Souhait de peser sur des débats démocratiques

Les mesures les plus intrusives, dites de « proximité », ont chuté de 44 % à cause « du confinement et des restrictions de déplacement imposées par la pandémie en 2020 », dit le rapport. Les services ont moins pu s’introduire dans des lieux privés pour y poser des micros ou dérober les contenus des ordinateurs ou des portables. Mais les « délinquants » et « les criminels » étant eux aussi assujettis aux interdictions de mouvement, leurs méfaits ont aussi été réduits.
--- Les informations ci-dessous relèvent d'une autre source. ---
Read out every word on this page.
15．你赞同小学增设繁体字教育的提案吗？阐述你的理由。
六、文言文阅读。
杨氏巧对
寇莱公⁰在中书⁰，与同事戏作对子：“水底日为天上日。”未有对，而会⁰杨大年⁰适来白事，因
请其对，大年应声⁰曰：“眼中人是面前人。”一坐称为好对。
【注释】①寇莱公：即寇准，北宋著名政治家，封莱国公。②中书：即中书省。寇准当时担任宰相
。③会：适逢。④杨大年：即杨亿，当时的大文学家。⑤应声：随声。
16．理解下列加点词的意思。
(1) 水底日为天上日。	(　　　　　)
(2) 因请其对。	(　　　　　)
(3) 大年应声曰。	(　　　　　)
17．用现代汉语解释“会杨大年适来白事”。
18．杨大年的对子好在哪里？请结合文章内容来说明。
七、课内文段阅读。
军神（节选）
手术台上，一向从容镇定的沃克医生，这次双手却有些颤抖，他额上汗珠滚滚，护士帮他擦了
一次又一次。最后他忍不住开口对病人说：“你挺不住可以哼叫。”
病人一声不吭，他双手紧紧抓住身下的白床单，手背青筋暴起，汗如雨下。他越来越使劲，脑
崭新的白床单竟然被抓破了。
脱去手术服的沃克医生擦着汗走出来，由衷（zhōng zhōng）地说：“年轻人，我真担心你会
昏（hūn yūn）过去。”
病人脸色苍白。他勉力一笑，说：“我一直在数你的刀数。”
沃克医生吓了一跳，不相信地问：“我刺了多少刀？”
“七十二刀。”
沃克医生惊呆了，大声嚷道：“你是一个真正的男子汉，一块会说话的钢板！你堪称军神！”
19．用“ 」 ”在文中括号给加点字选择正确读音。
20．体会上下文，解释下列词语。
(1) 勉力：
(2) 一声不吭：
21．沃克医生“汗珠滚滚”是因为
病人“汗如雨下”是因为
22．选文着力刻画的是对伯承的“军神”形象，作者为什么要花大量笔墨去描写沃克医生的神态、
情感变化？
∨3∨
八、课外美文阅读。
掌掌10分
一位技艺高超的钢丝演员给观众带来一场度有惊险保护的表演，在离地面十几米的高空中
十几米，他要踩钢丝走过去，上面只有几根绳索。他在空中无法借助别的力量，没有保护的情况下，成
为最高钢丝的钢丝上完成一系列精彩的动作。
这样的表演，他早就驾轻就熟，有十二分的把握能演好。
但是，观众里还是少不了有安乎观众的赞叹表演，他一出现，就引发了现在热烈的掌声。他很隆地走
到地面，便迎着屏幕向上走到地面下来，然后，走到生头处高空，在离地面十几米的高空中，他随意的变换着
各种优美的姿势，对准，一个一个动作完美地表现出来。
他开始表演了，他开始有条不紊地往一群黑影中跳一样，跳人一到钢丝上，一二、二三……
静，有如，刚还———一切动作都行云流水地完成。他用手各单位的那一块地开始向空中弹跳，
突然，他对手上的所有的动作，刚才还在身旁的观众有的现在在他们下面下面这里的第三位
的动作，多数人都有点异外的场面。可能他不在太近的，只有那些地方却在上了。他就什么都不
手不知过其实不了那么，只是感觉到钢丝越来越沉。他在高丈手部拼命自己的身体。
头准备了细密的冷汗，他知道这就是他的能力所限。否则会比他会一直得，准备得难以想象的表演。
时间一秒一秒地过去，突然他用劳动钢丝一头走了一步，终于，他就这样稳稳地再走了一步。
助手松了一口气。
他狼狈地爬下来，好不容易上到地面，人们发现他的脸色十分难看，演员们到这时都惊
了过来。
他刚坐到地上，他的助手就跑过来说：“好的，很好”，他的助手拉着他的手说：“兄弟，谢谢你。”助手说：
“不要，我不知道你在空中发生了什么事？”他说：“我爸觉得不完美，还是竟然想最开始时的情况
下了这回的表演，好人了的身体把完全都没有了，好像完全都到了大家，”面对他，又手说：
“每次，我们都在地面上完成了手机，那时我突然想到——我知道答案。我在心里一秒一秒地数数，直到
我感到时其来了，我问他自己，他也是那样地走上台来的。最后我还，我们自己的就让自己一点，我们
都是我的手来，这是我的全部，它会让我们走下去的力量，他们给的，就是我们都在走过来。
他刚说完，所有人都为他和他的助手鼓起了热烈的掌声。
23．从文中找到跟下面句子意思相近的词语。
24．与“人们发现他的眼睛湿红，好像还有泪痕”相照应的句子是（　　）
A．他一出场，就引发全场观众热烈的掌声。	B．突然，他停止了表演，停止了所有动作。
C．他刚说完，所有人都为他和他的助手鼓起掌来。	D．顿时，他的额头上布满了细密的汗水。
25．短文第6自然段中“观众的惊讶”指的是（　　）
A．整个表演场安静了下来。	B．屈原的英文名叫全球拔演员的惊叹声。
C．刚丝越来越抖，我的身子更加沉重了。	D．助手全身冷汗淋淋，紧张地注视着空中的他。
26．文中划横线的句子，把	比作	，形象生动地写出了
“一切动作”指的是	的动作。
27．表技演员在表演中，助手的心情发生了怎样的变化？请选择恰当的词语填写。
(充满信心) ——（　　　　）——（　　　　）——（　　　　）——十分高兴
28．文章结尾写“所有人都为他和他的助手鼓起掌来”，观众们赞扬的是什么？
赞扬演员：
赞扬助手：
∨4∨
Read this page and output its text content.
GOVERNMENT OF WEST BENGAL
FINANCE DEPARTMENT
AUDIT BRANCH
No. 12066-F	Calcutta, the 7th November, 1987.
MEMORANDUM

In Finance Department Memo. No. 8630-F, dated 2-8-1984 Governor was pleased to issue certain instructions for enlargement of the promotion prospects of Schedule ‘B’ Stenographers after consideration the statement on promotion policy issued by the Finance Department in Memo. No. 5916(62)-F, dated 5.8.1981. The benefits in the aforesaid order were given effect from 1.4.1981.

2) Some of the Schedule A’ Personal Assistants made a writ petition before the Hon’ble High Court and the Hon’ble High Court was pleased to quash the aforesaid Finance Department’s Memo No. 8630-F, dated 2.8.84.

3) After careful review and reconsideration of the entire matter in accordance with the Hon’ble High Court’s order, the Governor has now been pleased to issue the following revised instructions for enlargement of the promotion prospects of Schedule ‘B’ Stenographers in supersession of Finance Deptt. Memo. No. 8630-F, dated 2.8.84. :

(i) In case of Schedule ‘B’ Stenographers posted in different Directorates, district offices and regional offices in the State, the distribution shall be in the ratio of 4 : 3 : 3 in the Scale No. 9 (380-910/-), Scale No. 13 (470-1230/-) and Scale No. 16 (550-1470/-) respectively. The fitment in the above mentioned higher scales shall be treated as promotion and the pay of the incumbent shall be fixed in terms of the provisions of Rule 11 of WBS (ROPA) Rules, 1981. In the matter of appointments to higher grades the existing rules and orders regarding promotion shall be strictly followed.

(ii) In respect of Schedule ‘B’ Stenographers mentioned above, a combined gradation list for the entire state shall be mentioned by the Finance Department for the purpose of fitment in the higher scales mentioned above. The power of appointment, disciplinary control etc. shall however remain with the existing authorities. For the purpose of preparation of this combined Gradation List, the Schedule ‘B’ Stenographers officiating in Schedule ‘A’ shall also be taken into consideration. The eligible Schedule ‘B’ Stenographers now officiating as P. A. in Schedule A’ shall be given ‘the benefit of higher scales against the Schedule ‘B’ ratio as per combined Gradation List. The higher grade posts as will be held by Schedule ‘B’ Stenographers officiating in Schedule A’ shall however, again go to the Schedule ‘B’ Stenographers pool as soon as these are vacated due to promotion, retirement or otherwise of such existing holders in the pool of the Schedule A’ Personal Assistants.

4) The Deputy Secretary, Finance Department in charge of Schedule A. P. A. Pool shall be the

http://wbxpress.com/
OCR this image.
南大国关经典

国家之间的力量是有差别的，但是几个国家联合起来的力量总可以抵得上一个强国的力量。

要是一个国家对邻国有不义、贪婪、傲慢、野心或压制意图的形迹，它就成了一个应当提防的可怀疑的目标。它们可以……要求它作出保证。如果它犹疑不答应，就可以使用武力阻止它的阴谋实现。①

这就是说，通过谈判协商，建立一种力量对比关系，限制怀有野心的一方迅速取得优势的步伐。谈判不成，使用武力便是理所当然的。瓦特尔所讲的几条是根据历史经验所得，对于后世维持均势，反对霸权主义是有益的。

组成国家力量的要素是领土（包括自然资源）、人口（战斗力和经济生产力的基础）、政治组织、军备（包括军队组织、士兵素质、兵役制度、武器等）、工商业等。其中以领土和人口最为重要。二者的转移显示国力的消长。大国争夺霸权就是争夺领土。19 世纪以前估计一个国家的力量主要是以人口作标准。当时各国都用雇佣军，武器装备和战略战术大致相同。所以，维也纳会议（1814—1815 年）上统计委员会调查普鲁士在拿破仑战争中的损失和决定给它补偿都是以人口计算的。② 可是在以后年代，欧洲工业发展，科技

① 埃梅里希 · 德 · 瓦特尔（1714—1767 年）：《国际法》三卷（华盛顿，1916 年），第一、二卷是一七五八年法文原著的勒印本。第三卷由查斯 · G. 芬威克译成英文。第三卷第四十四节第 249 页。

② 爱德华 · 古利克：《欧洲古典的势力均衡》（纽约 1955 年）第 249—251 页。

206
La crise sanitaire a également ralenti l’activité du renseignement chargé de la défense des intérêts économiques, qui a perdu six points par rapport à 2019 ; « une conséquence directe de la pandémie qui a entraîné une réduction drastique de l’activité économique ». En revanche, la prévention des violences collectives est passée de 6,2 %, en 2017, à 14,2 % en 2020. La CNCTR dit être « vigilante » à ce que cette « prévention » n’autorise pas « la pénétration d’un milieu syndical ou politique ou la limitation du droit constitutionnel de manifester ses opinions, fussent-elles extrêmes, tant que le risque d’une atteinte grave à la paix publique n’est pas avéré ».